Toutefois selon l’élue, il faut défendre une approche globale : « Je salue les dispositions proposées par Brune Poirson, secrétaire d’État à la transition écologique et solidaire, dans le cadre de son projet de loi anti-gaspillage pour une économie circulaire, avec qui je travaille, en étroite collaboration, pour lutter contre le fléau des décharges sauvages. Ces mesures permettront de lutter contre le dépôt sauvage de déchets du bâtiment et améliorer leur taux de recyclage. Parmi ces mesures figurent le renforcement du pouvoir de sanction des élus et, surtout, le dépôt gratuit des déchets du bâtiment dans les déchetteries, dont le maillage territorial serait amélioré. Il s’agit, également, de structurer une filière de valorisation mais également l’implication de tous les acteurs au long de cette chaîne. L’élément clé : la traçabilité des matériaux. Aujourd’hui, le gouvernement se penche plus spécifiquement sur la question des dépôts sauvages. C’est une responsabilité collective sur laquelle nous devons tous nous engager ».

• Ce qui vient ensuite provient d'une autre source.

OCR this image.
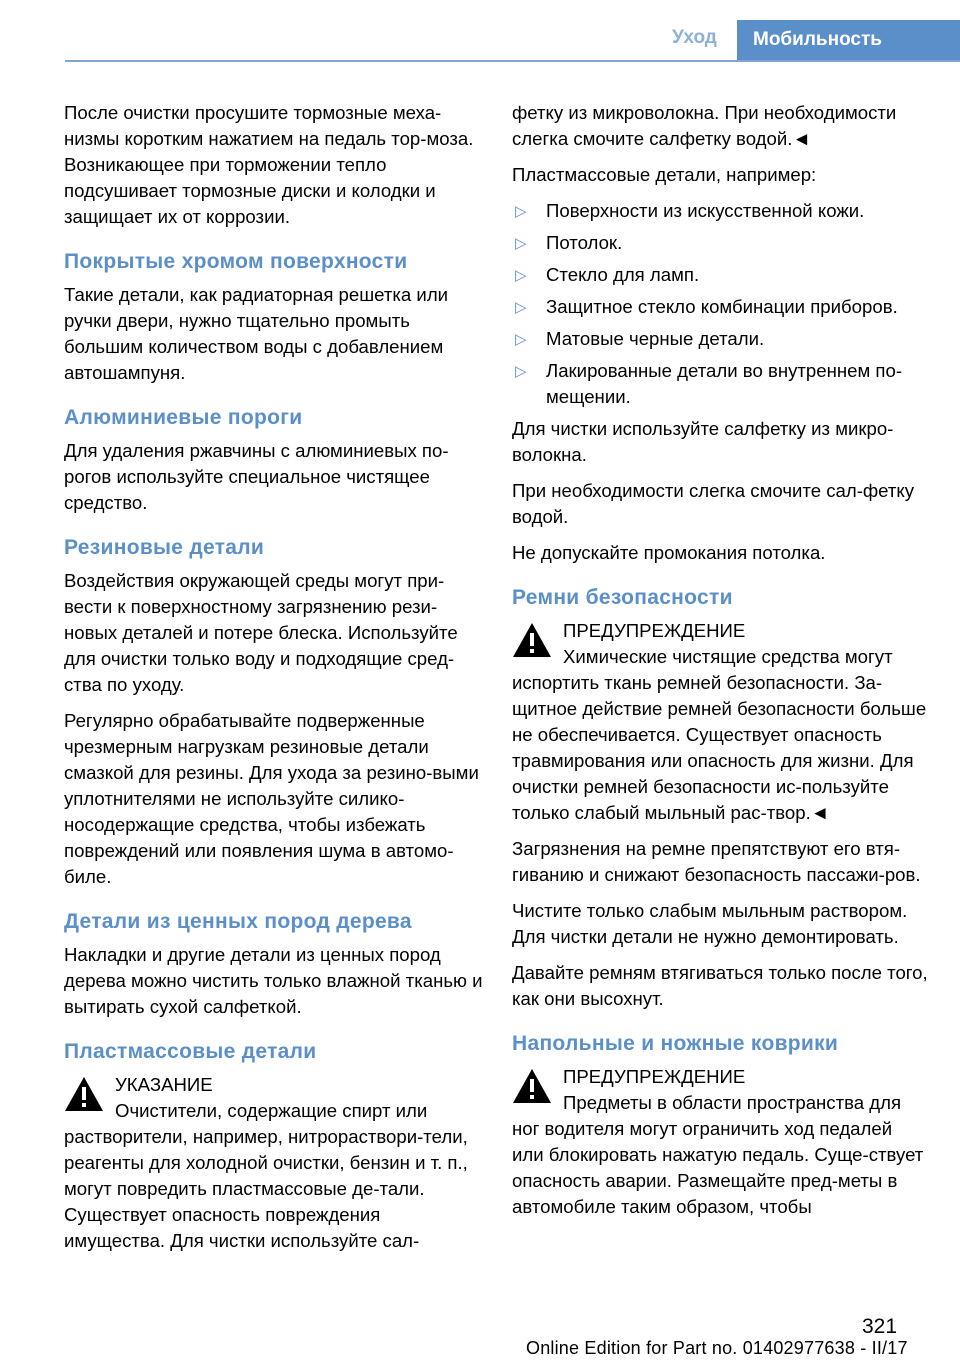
Уход	Мобильность

После очистки просушите тормозные меха-низмы коротким нажатием на педаль тор-моза. Возникающее при торможении тепло подсушивает тормозные диски и колодки и защищает их от коррозии.

Покрытые хромом поверхности

Такие детали, как радиаторная решетка или ручки двери, нужно тщательно промыть большим количеством воды с добавлением автошампуня.

Алюминиевые пороги

Для удаления ржавчины с алюминиевых по-рогов используйте специальное чистящее средство.

Резиновые детали

Воздействия окружающей среды могут при-вести к поверхностному загрязнению рези-новых деталей и потере блеска. Используйте для очистки только воду и подходящие сред-ства по уходу.

Регулярно обрабатывайте подверженные чрезмерным нагрузкам резиновые детали смазкой для резины. Для ухода за резино-выми уплотнителями не используйте силико-носодержащие средства, чтобы избежать повреждений или появления шума в автомо-биле.

Детали из ценных пород дерева

Накладки и другие детали из ценных пород дерева можно чистить только влажной тканью и вытирать сухой салфеткой.

Пластмассовые детали

УКАЗАНИЕ

Очистители, содержащие спирт или

растворители, например, нитрораствори-тели, реагенты для холодной очистки, бензин и т. п., могут повредить пластмассовые де-тали. Существует опасность повреждения имущества. Для чистки используйте сал-

фетку из микроволокна. При необходимости слегка смочите салфетку водой.◄

Пластмассовые детали, например:

▷ Поверхности из искусственной кожи.
▷ Потолок.
▷ Стекло для ламп.
▷ Защитное стекло комбинации приборов.
▷ Матовые черные детали.
▷ Лакированные детали во внутреннем по-мещении.

Для чистки используйте салфетку из микро-волокна.

При необходимости слегка смочите сал-фетку водой.

Не допускайте промокания потолка.

Ремни безопасности

ПРЕДУПРЕЖДЕНИЕ

Химические чистящие средства могут

испортить ткань ремней безопасности. За-щитное действие ремней безопасности больше не обеспечивается. Существует опасность травмирования или опасность для жизни. Для очистки ремней безопасности ис-пользуйте только слабый мыльный рас-твор.◄

Загрязнения на ремне препятствуют его втя-гиванию и снижают безопасность пассажи-ров.

Чистите только слабым мыльным раствором. Для чистки детали не нужно демонтировать.

Давайте ремням втягиваться только после того, как они высохнут.

Напольные и ножные коврики

ПРЕДУПРЕЖДЕНИЕ

Предметы в области пространства для

ног водителя могут ограничить ход педалей или блокировать нажатую педаль. Суще-ствует опасность аварии. Размещайте пред-меты в автомобиле таким образом, чтобы

321
Online Edition for Part no. 01402977638 - II/17
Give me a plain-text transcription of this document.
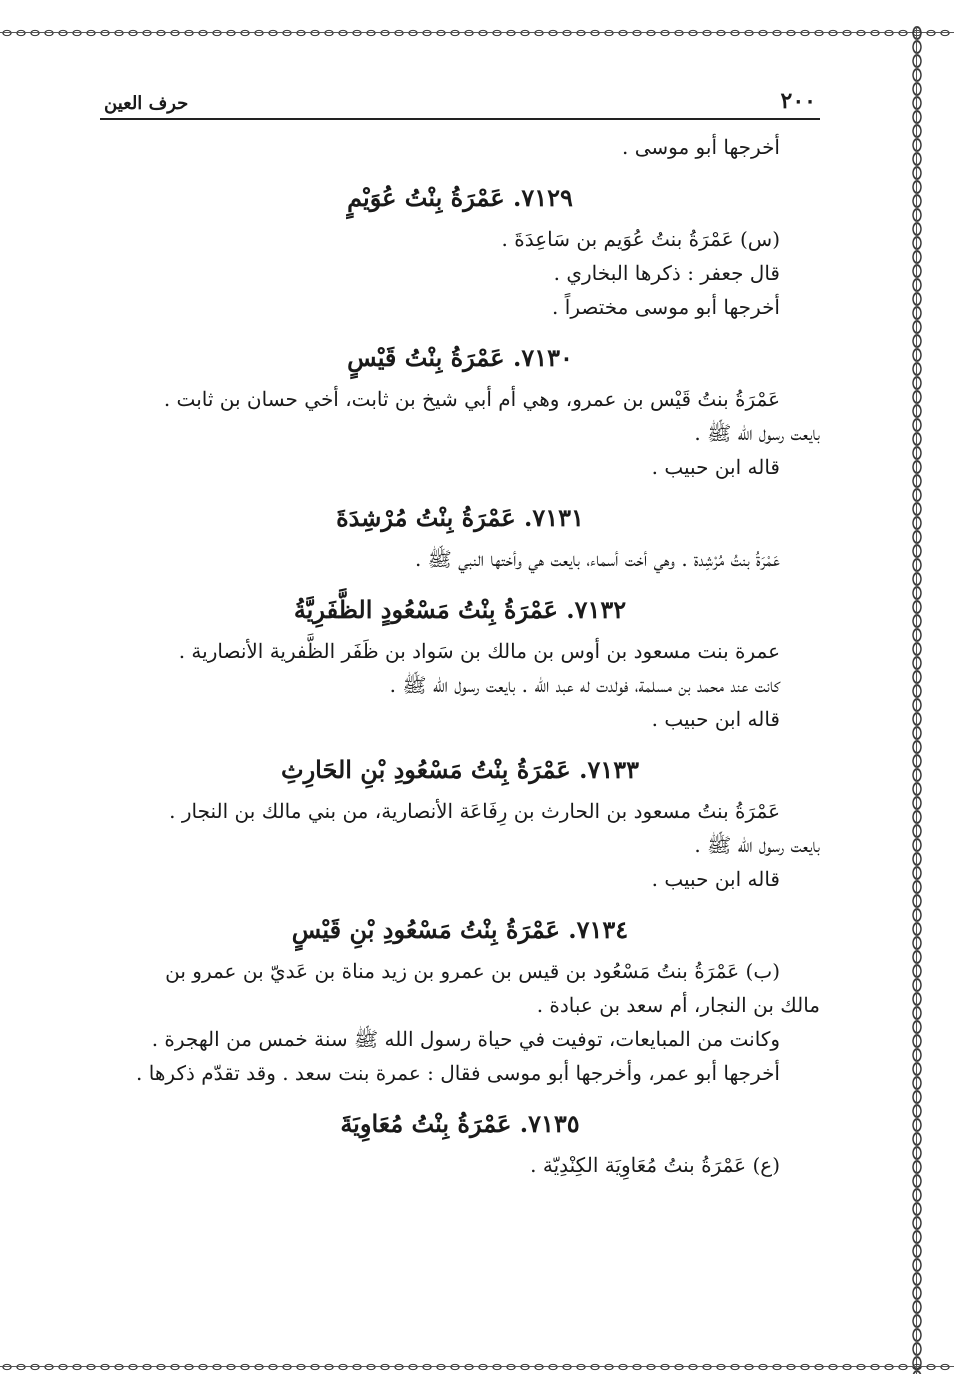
٢٠٠
حرف العين

أخرجها أبو موسى .

٧١٢٩. عَمْرَةُ بِنْتُ عُوَيْمٍ

(س) عَمْرَةُ بنتُ عُوَيم بن سَاعِدَةَ .

قال جعفر : ذكرها البخاري .

أخرجها أبو موسى مختصراً .

٧١٣٠. عَمْرَةُ بِنْتُ قَيْسٍ

عَمْرَةُ بنتُ قَيْس بن عمرو، وهي أم أبي شيخ بن ثابت، أخي حسان بن ثابت .

بايعت رسول الله ﷺ .

قاله ابن حبيب .

٧١٣١. عَمْرَةُ بِنْتُ مُرْشِدَةَ

عَمْرَةُ بنتُ مُرْشِدة . وهي أخت أسماء، بايعت هي وأختها النبي ﷺ .

٧١٣٢. عَمْرَةُ بِنْتُ مَسْعُودٍ الظَّفَرِيَّةُ

عمرة بنت مسعود بن أوس بن مالك بن سَواد بن ظَفَر الظَّفرية الأنصارية .

كانت عند محمد بن مسلمة، فولدت له عبد الله . بايعت رسول الله ﷺ .

قاله ابن حبيب .

٧١٣٣. عَمْرَةُ بِنْتُ مَسْعُودِ بْنِ الحَارِثِ

عَمْرَةُ بنتُ مسعود بن الحارث بن رِفَاعَة الأنصارية، من بني مالك بن النجار .

بايعت رسول الله ﷺ .

قاله ابن حبيب .

٧١٣٤. عَمْرَةُ بِنْتُ مَسْعُودِ بْنِ قَيْسٍ

(ب) عَمْرَةُ بنتُ مَسْعُود بن قيس بن عمرو بن زيد مناة بن عَديّ بن عمرو بن

مالك بن النجار، أم سعد بن عبادة .

وكانت من المبايعات، توفيت في حياة رسول الله ﷺ سنة خمس من الهجرة .

أخرجها أبو عمر، وأخرجها أبو موسى فقال : عمرة بنت سعد . وقد تقدّم ذكرها .

٧١٣٥. عَمْرَةُ بِنْتُ مُعَاوِيَةَ

(ع) عَمْرَةُ بنتُ مُعَاوِيَة الكِنْدِيّة .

Propos recueillis par Gilles CARVOYEUR (PRESSE AGENCE – LA GAZETTE DU VAR)

4 ARRESTATIONS

Dernièrement, les gendarmes ont constaté un ballet de camionneurs et de particuliers qui venaient jeter des gravats. Dans la foulée, le couple qui gérait la déchetterie était arrêté. La femme était relâchée mais l’homme a été mis en examen pour  » gestion irrégulière de déchets, valorisation de déchets sans justificatif et infractions au code de l’urbanisme « , et placé sous contrôle judiciaire, après avoir versé une caution de 50.000 €. Après 48 heures de garde-à-vue, Marcel HERRERO, le dirigeant de la SOTREVE a été présenté au juge, ainsi que le propriétaire du terrain, également visé du chef d’exploitation d’une installation classée sans autorisation. Des cautions de 80.000 et 120.000 € (100 000 €, selon une seconde source) ont été exigées par le parquet à l’encontre des deux hommes ainsi que leur placement sous contrôle judiciaire.

QUI EST MARCEL HERRERO, NUMERO 5 DE L’UNION PATRONALE DU VAR ?

Gérant de la société SOTREVE, basée sur le Camp Laurent à LA SEYNE SUR MER, cette société au capital de 10 000 € est une SARL qui compte deux établissements et qui a un effectif de 10 à 19 salariés. Elle est inscrite au registre du commerce depuis mars 2003. Selon des informations officielles, la structure financière de l’entreprise a été déséquilibrée. Ses fonds propres étaient négatifs en 2017. Sur la dernière année connue, l’entreprise affiche une structure financière saine.
Marcel HERRERO a laissé le souvenir d’un homme agréable et charmant quand il présidait les destinées de la Fédération du BTP 83. Toutefois, son profil n’est pas aussi angélique que cela puisque des chefs d’entreprises ont subi quelques ardoises de ce patron indélicat, ardoises assez lourdes. Dans la hiérarchie de l’UPV, il arrive en 5ème position, derrière le président CERRUTI, Véronique MAUREL, vice-présidente, Eric HUART, secrétaire et Hervé DAURY, trésorier.